I should state that these terrorist groups did not emerge in isolation. They operated within an atmosphere that was made possible by a tyrannical administration and her agents.
That Chakwera displayed typical signs of tyranny is clear if we evoke Aristotle’s modus operandi for tyrants. Here is an example. The Director of the Anti Corruption Bureau, Martha Chizuma, was hounded like a criminal in the thicket of one December night’s darkness, only allowed to put on a pair of running tracksuit. Her only crime was criticising the President for enabling and protecting corruption through silence, inaction, or direct obstruction of the Bureau’s work. She shared her criticism with someone she considered a friend.
One can argue that this is not tyrannical.
“A tyrant should also endeavour to know what each of his subjects says or does, and should employ spies, like the female detectives at Syracuse, and the eavesdroppers whom Hiero was in the habit of sending to any place of resort or meeting. For the fear of informers prevents people from speaking their minds, and if they do, they are more easily found out” thus says Aristotle.
So why did Chakwera rely on Kayuni, the Director of Public Prosecutions, as his dog to go after Chizuma during moments of political tension. On this, Aristotle advises tyrants to only “distribute honour himself, but punishment should be inflicted by officers and courts of law” to evoke a sense of rule of law. Thus, Chizuma’s arrest was an unprecedented indictment of the country’s governance in a typical tyrannical fashion.
Kayuni’s suspension was all theatrical, not real. For what happened next revealed the game. What happened next. Are you a stranger in Jerusalem? Was he not honoured by Chakwera by being appointed Secretary to the Ministry of Homeland, where the Malawi Police that arrested Chizuma sits, before being appointed a High Court judge (not sure he accepted this role)?
Examples that hints on tyrannical undertakings are countless. I will not talk about Chakwera’s defence when he was called out by the BBC for hiring his daughter or son in law to accompany him to a virtual conference in the United Kingdom. Just watch that BBC clip again. Tyrants!!
As for his religious belief, Aristotle captures it even more vividly: “A tyrant should appear to be particularly earnest in the service of the gods; for if men think that a ruler is religious and reverent, they are less afraid of suffering injustice at his hands, and are less disposed to conspire against him, believing that he has the gods fighting on his side”. There is a reason he travelled across the country attending services and issuing public sermons, whether on the drought or any crisis requiring decisive action. He invoked God in place of governance. Chakwera followed to the letter Aristotle’s teachings on how to be tyrant.

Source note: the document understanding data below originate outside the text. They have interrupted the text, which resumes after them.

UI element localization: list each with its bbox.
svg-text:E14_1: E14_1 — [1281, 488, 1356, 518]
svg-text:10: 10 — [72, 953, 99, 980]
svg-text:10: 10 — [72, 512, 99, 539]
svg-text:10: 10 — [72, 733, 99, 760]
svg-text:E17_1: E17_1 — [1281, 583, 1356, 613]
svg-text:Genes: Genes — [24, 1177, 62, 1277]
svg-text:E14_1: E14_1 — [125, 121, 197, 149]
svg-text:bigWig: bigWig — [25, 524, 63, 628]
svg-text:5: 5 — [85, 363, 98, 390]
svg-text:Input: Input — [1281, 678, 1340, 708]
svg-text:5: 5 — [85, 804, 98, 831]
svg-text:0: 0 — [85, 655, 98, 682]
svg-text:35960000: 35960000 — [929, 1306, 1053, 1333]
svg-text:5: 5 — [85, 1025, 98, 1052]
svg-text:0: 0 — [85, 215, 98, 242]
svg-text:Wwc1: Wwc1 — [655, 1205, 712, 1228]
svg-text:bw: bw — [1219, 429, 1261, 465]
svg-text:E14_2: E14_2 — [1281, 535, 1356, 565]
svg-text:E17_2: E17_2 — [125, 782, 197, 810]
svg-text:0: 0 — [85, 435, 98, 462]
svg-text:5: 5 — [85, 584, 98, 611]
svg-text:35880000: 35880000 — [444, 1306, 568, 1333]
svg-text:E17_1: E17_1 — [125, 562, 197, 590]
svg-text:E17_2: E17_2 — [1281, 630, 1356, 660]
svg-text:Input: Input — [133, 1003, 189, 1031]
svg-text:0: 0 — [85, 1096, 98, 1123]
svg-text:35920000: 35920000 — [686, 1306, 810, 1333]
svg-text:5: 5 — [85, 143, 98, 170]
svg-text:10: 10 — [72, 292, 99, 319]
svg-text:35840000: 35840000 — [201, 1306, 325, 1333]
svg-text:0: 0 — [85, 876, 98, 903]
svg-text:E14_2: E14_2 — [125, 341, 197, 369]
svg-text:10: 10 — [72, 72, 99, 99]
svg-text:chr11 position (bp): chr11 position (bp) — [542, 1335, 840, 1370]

Such tyrannical dispassion made it possible for acts of terror by armed wings or hired mercenaries to be carried out without fear of the law. Whether the ones arrested were hired mercenaries or part of the armed wing is yet to be established. But what is evident, however, is that their acts tick several boxes on acts of terror in our laws, and the UN’s convention on this topic.
It is against this background that I believe charges relating to terrorism must be prepared and brought against them. Let the law they trampled upon fall on them with the weight of a ton of brick to serve as a lesson that no act of terrorism must ever be permitted within Malawi.